Bee interactions, such as those observed among humans, appear to follow a heavy-tailed distribution pattern, suggesting a considerable degree of variation in social interactions and individual behavior.
Goldenfeld explains the heavy-tail distribution this way: “If you measure the height of students in a classroom, they could average 5 feet plus or minus 3 inches, with most students within a few inches of the average. heavy-tailed do not have such an obvious mean. “
“If heights had a heavy tail distribution, you could have most students around 5 feet, some around 6 feet, some around 7 feet, and an even smaller number around 12 feet,” he says.
“But this [distribution] it happens for many quantities that you can measure, such as people’s wealth or income, “says Goldenfeld. Or, as in this case, social interactions.
According to the researchers’ analysis, some bees showed higher levels of food sharing and social interactions than others.
“Just like humans, some bees participate in more interactions than others,” says Goldenfeld.
Just like us? – This connection proved too curious to resist these researchers. After observing honey bees, scientists realized that the findings could apply to humans as well. Then, the scientists compared the two species.
“Bees are social insects and it’s relatively easy to study large bee populations, run multiple replicates of the experiments, and then get accurate statistics,” says Goldenfeld. “Only after getting our results did we confront humans, really just out of curiosity.”

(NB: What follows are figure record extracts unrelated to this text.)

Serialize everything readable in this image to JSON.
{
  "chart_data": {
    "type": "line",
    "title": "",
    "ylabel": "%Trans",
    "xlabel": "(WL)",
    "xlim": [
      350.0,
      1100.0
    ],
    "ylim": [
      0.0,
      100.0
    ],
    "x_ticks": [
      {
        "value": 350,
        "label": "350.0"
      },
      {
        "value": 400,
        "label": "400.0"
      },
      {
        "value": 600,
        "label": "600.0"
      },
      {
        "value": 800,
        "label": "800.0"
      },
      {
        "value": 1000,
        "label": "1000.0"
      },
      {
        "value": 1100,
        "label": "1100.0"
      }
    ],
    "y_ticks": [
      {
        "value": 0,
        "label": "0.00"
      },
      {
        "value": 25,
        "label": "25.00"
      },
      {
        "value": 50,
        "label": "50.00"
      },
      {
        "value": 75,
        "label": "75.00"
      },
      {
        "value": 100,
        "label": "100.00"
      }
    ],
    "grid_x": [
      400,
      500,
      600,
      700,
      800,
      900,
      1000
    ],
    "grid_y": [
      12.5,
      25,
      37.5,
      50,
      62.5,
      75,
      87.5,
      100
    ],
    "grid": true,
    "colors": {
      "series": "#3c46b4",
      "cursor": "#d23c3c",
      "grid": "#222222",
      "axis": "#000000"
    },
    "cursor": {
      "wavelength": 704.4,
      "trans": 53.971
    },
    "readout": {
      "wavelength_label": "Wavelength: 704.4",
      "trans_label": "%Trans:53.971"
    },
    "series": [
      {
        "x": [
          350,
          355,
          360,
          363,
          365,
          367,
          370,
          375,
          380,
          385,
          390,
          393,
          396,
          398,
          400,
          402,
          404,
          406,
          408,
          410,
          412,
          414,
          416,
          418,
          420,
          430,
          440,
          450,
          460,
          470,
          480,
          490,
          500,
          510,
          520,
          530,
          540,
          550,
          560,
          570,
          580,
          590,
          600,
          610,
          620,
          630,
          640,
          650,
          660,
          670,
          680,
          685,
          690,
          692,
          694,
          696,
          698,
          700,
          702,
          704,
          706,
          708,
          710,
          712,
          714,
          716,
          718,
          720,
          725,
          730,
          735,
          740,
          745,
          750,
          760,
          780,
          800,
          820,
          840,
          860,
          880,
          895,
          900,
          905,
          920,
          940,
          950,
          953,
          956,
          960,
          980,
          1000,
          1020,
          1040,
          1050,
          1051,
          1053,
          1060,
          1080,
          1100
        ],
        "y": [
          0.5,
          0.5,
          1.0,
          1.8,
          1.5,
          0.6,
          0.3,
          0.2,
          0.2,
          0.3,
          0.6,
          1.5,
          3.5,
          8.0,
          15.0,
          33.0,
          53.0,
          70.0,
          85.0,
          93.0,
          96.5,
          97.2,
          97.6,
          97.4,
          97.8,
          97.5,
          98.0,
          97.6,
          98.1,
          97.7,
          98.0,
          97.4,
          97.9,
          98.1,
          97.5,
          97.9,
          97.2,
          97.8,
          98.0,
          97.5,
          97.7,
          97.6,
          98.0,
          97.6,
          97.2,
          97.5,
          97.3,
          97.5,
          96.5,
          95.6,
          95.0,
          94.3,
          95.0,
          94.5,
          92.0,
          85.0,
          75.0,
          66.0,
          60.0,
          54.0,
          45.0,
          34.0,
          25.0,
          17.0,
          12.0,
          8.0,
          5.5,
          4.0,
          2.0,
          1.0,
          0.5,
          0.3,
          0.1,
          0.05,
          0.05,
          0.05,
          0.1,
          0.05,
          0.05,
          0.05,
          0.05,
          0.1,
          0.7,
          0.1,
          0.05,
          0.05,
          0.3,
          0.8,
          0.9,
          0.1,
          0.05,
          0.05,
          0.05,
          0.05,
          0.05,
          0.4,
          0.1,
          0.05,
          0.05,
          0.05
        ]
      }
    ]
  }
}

To do this, Goldenfeld and his colleagues used the Gini coefficient – a measure commonly used to determine income inequality, but which can also measure inequality between social interactions – to measure differences in the behavior of individuals and between bees. than among humans.

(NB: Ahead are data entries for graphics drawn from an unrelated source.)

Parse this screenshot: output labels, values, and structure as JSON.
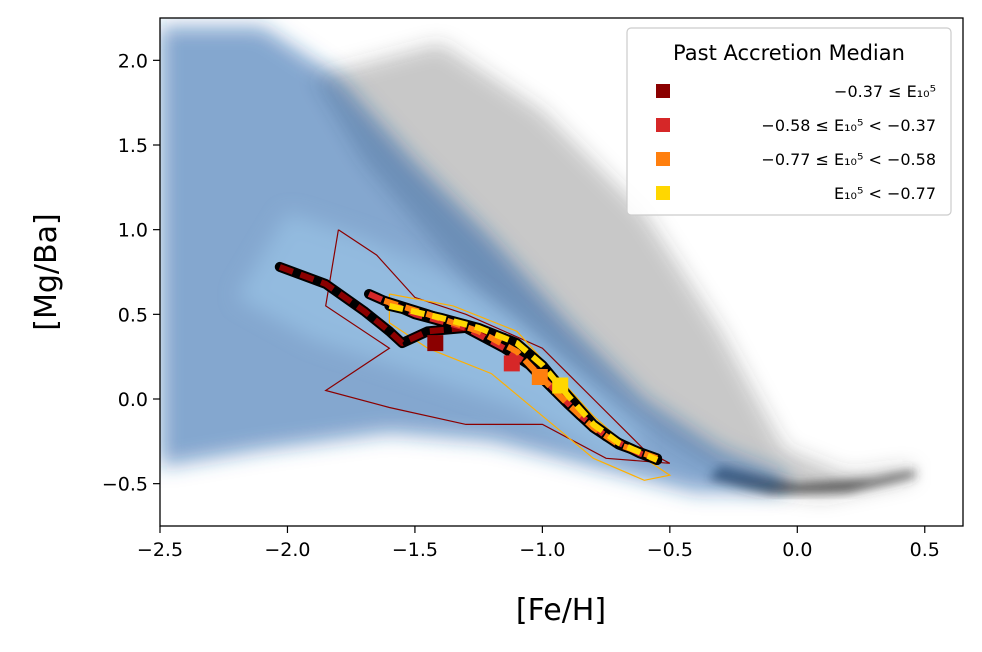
{
  "chart_data": {
    "type": "scatter",
    "xlabel": "[Fe/H]",
    "ylabel": "[Mg/Ba]",
    "xlim": [
      -2.5,
      0.65
    ],
    "ylim": [
      -0.75,
      2.25
    ],
    "grid": false,
    "xticks": [
      {
        "value": -2.5,
        "label": "−2.5"
      },
      {
        "value": -2.0,
        "label": "−2.0"
      },
      {
        "value": -1.5,
        "label": "−1.5"
      },
      {
        "value": -1.0,
        "label": "−1.0"
      },
      {
        "value": -0.5,
        "label": "−0.5"
      },
      {
        "value": 0.0,
        "label": "0.0"
      },
      {
        "value": 0.5,
        "label": "0.5"
      }
    ],
    "yticks": [
      {
        "value": -0.5,
        "label": "−0.5"
      },
      {
        "value": 0.0,
        "label": "0.0"
      },
      {
        "value": 0.5,
        "label": "0.5"
      },
      {
        "value": 1.0,
        "label": "1.0"
      },
      {
        "value": 1.5,
        "label": "1.5"
      },
      {
        "value": 2.0,
        "label": "2.0"
      }
    ],
    "legend": {
      "title": "Past Accretion Median",
      "placement": "top-right",
      "entries": [
        {
          "label": "−0.37 ≤ E₁₀⁵",
          "color": "#8b0000"
        },
        {
          "label": "−0.58 ≤ E₁₀⁵ < −0.37",
          "color": "#d62728"
        },
        {
          "label": "−0.77 ≤ E₁₀⁵ < −0.58",
          "color": "#ff7f0e"
        },
        {
          "label": "E₁₀⁵ < −0.77",
          "color": "#ffd700"
        }
      ]
    },
    "median_tracks": [
      {
        "color": "#8b0000",
        "points": [
          [
            -2.03,
            0.78
          ],
          [
            -1.85,
            0.68
          ],
          [
            -1.7,
            0.52
          ],
          [
            -1.6,
            0.4
          ],
          [
            -1.55,
            0.33
          ],
          [
            -1.45,
            0.4
          ],
          [
            -1.3,
            0.42
          ],
          [
            -1.15,
            0.36
          ]
        ]
      },
      {
        "color": "#d62728",
        "points": [
          [
            -1.68,
            0.62
          ],
          [
            -1.5,
            0.5
          ],
          [
            -1.3,
            0.42
          ],
          [
            -1.15,
            0.3
          ],
          [
            -1.05,
            0.2
          ],
          [
            -0.95,
            0.05
          ],
          [
            -0.85,
            -0.1
          ],
          [
            -0.75,
            -0.22
          ],
          [
            -0.62,
            -0.32
          ],
          [
            -0.55,
            -0.36
          ]
        ]
      },
      {
        "color": "#ff7f0e",
        "points": [
          [
            -1.62,
            0.58
          ],
          [
            -1.45,
            0.5
          ],
          [
            -1.25,
            0.4
          ],
          [
            -1.1,
            0.28
          ],
          [
            -1.0,
            0.12
          ],
          [
            -0.9,
            -0.03
          ],
          [
            -0.8,
            -0.17
          ],
          [
            -0.7,
            -0.27
          ],
          [
            -0.55,
            -0.35
          ]
        ]
      },
      {
        "color": "#ffd700",
        "points": [
          [
            -1.6,
            0.55
          ],
          [
            -1.4,
            0.48
          ],
          [
            -1.25,
            0.42
          ],
          [
            -1.1,
            0.33
          ],
          [
            -1.0,
            0.2
          ],
          [
            -0.9,
            0.02
          ],
          [
            -0.8,
            -0.15
          ],
          [
            -0.7,
            -0.26
          ],
          [
            -0.55,
            -0.36
          ]
        ]
      }
    ],
    "median_markers": [
      {
        "x": -1.42,
        "y": 0.33,
        "color": "#8b0000"
      },
      {
        "x": -1.12,
        "y": 0.21,
        "color": "#d62728"
      },
      {
        "x": -1.01,
        "y": 0.13,
        "color": "#ff7f0e"
      },
      {
        "x": -0.93,
        "y": 0.08,
        "color": "#ffd700"
      }
    ],
    "density_layers": {
      "background_color": "#3a3a3a",
      "accreted_color": "#1f5fa8"
    }
  }
}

“For humans, you could measure this by how many times they meet someone for coffee each week. For bees, you can measure this by how many other bees interact within a certain time,” Goldenfeld says.

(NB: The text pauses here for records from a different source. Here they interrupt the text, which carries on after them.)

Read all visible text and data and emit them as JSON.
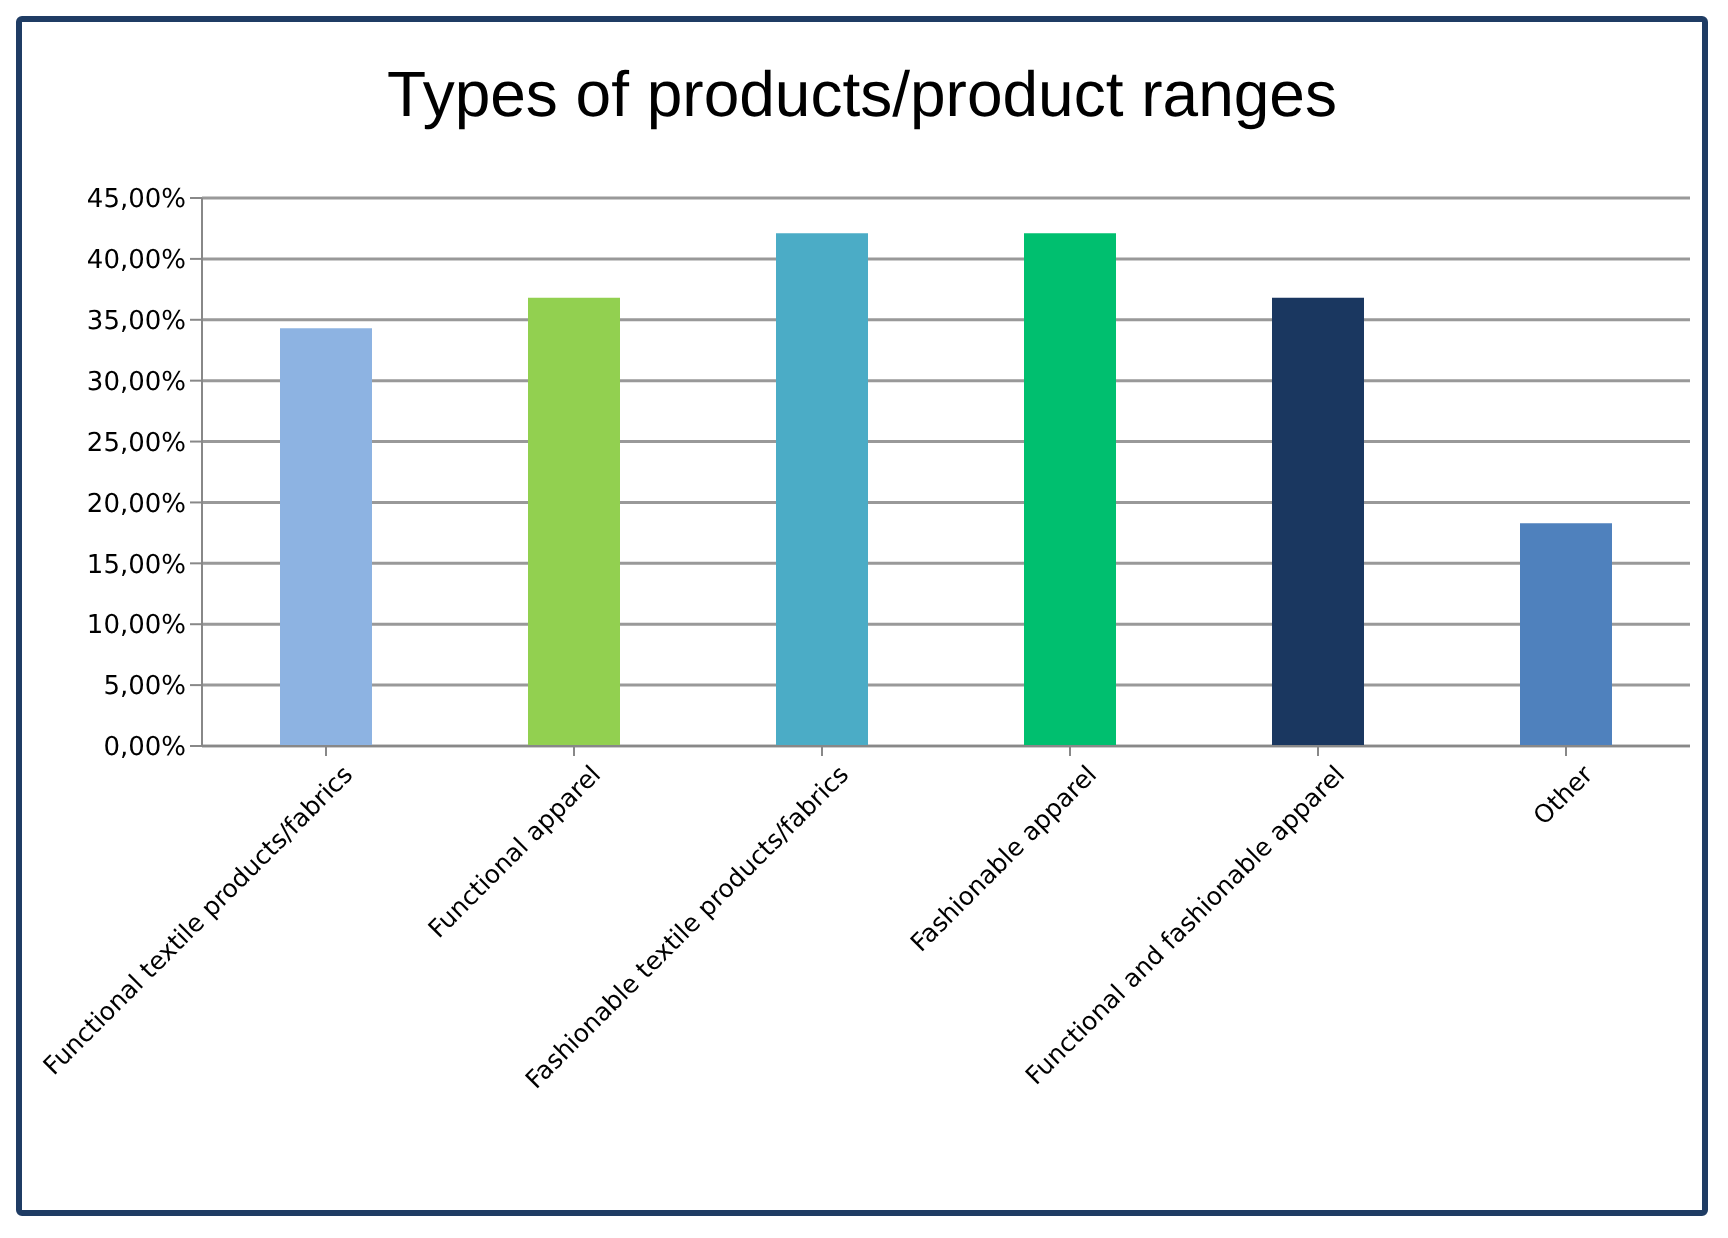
{
  "chart_data": {
    "type": "bar",
    "title": "Types of products/product ranges",
    "categories": [
      "Functional textile products/fabrics",
      "Functional apparel",
      "Fashionable textile products/fabrics",
      "Fashionable apparel",
      "Functional and fashionable apparel",
      "Other"
    ],
    "values": [
      34.3,
      36.8,
      42.1,
      42.1,
      36.8,
      18.3
    ],
    "colors": [
      "#8db3e2",
      "#92d050",
      "#4bacc6",
      "#00bf6f",
      "#1a3760",
      "#4f81bd"
    ],
    "ylim": [
      0,
      45
    ],
    "yticks": [
      {
        "value": 0,
        "label": "0,00%"
      },
      {
        "value": 5,
        "label": "5,00%"
      },
      {
        "value": 10,
        "label": "10,00%"
      },
      {
        "value": 15,
        "label": "15,00%"
      },
      {
        "value": 20,
        "label": "20,00%"
      },
      {
        "value": 25,
        "label": "25,00%"
      },
      {
        "value": 30,
        "label": "30,00%"
      },
      {
        "value": 35,
        "label": "35,00%"
      },
      {
        "value": 40,
        "label": "40,00%"
      },
      {
        "value": 45,
        "label": "45,00%"
      }
    ],
    "grid": "y"
  }
}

They found that honey bees have a Gini coefficient of between 0.2 and 0.3, which means that there is a fair degree of individual behavior in the social interactions of bees.
By comparing bees to humans, scientists found that some bees, like some humans, interact more and for longer periods, making them more social than their peers.
“We were really impressed that the data was the same,” says Goldenfeld.
It is important to note that the similarities have a limit. The bees in this study did not show the same variation in social interactions as humans, who had a higher Gini coefficient in the range of 0.3 to 0.5.
“Therefore, although individual bees are distinct, they are not as different from each other as humans are,” say the study authors.
But the results seen here could look very different in a genetically diverse bee population. And the researchers believe the findings eventually apply to other social species, including humans.
“The fact that we’ve discovered these commonalities and explained them theoretically is important for human interactions,” says Goldenfeld. “It means we don’t need to try to explain universal behavior using ideas and behavioral patterns that are specifically dependent on the special characteristics of human societies.”
Abstract: The duration of interaction events in a society is a fundamental measure of its collective nature and potentially reflects the variability in individual behavior. Here we performed a high-throughput measurement of trophylaxis and the duration of face-to-face events experienced by a colony of honey bees over their entire lifetime. The distribution of interaction time is heavy, as previously reported for human face-to-face interactions. We developed a theory of pair interactions that takes into account individual variability and predicts scaling behavior for existing human and bee data sets. The individual variability of worker bees was non-zero but lower than that of humans, probably reflecting their greater genetic relatedness. Our work shows how individual differences can lead to universal behavioral patterns that transcend species and specific mechanisms for social interactions.